Civil rights groups urge Google to share data on geofence warrants
12/8/20 REUTERS LEGAL 17:41:08
Copyright (c) 2020 Thomson Reuters
Sara Merken
REUTERS LEGAL
December 8, 2020
Google CEO Sundar Pichai testifies remotely via videoconference during a U.S. House Judiciary Subcommittee on Antitrust, Commercial and Administrative Law hearing on "Online Platforms and Market Power" in this screengrab made from video as the committee meets on Capitol Hill, in Washington, U.S., July 29, 2020. U.S. House Judiciary Committee via REUTERS
(Reuters) - A coalition of 60 civil rights groups is calling on Google to disclose monthly data on the number of so-called "geofence" and "keyword" warrants the company receives.
In a Tuesday letter to Google Chief Executive Sundar Pichai, the Surveillance Technology Oversight Project, the Electronic Frontier Foundation, the Project on Government Oversight and other groups asked the company to provide more specific information about the non-traditional warrant requests, which they say "demand far more data than in the past."
Google did not immediately respond to a request for comment on the Tuesday letter.
Geofence warrants are a fairly new investigative method compelling the disclosure of anonymized records from devices that were in a certain area during a specific period of time. The warrants, also known as reverse location warrants, have started to face legal challenges under the 4th Amendment to the U.S. Constitution.
"As a leading recipient of geofence and keyword warrants, Google is uniquely situated to provide public oversight of these abusive practices," the groups wrote in the letter.
Google, in an amicus brief filed in a case in Virginia federal court and cited by the groups, said that from 2017 to 2019, the company saw a 75-fold increase in geofence warrant requests.
Keyword warrants are another method to identify users who searched for a specific keyword, phrase or address, the groups said.

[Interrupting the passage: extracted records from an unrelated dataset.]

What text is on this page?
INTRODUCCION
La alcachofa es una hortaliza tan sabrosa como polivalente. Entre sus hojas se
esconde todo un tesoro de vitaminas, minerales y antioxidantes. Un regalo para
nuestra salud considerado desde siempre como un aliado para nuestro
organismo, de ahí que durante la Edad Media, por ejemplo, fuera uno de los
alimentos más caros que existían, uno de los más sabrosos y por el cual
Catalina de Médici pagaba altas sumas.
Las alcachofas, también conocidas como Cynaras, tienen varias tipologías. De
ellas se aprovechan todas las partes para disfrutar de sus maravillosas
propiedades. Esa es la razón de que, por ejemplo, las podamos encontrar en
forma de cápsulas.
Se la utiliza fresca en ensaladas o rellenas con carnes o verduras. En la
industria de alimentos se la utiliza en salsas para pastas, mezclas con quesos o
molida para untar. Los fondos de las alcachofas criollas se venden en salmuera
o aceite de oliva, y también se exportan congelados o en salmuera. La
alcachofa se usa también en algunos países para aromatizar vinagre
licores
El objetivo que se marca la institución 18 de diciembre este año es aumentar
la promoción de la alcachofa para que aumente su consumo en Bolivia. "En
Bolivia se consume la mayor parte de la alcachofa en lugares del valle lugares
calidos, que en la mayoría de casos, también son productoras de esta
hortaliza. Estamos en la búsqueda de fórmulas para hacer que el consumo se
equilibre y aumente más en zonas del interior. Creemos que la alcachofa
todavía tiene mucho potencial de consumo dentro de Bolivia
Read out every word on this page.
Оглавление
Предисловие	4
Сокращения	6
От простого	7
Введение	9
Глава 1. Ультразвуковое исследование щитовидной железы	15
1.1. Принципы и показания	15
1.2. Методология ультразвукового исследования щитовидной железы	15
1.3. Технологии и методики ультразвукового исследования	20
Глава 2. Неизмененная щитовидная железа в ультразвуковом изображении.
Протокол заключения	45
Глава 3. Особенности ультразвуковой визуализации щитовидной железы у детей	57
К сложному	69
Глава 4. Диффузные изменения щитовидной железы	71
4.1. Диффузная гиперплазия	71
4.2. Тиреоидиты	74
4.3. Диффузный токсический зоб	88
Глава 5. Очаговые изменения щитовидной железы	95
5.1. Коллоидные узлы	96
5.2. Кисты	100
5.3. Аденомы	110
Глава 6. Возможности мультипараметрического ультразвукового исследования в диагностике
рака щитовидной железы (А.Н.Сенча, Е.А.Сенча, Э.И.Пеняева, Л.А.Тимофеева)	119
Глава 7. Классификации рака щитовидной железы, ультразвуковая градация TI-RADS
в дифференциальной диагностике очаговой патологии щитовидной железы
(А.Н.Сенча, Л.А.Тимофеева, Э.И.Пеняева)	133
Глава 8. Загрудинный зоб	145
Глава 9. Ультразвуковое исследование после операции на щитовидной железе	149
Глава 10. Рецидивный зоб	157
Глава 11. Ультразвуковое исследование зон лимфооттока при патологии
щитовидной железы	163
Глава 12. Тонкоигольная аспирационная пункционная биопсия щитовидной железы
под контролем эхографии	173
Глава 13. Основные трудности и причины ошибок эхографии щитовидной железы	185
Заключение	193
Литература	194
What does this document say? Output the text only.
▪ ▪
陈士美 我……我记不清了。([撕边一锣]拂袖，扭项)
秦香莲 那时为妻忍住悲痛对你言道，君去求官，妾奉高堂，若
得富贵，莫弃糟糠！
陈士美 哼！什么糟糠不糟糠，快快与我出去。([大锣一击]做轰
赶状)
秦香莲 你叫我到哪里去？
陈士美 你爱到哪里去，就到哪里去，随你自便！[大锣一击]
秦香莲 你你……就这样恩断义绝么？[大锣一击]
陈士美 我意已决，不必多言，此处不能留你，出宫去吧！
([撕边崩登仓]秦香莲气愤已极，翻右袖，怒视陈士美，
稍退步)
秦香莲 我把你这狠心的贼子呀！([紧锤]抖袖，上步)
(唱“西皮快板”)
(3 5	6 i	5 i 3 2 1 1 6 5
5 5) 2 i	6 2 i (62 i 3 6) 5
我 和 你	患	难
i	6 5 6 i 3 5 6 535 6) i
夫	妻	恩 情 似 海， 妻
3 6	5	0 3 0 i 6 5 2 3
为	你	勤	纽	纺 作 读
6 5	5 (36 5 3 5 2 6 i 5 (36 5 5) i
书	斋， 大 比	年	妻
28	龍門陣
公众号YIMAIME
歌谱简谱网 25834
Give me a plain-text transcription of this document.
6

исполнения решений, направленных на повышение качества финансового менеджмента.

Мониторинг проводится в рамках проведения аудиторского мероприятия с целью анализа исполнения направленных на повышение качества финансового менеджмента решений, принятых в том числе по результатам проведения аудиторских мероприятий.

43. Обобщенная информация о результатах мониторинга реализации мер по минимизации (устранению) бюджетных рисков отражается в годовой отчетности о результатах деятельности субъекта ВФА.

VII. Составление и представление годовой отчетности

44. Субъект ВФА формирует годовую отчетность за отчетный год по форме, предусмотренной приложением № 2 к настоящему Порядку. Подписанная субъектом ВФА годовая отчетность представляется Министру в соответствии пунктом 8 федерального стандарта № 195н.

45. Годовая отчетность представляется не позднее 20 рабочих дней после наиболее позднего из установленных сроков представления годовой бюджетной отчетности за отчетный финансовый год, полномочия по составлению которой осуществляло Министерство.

"These blanket warrants circumvent constitutional checks on police surveillance, creating a virtual dragnet of our religious practices, political affiliations, sexual orientation, and more," they wrote, referring to both keyword and geofence warrants.
The groups want Google to expand its regular transparency report to give monthly information on the non-traditional court orders the company gets, writing that tracking the growth of these tactics will provide the organizations "vital ammunition in the fight for privacy."
"Currently, Google lumps these invasive court orders in with standard warrants, but geofence and keyword warrants pose a much more potent threat," Albert Fox Cahn, executive director of the Surveillance Technology Oversight Project Executive, said in a statement.
"A single one of these orders can track every person at a protest, a house of worship, or a medical facility. With more transparency, we can amplify efforts to outlaw these sweeping search warrants."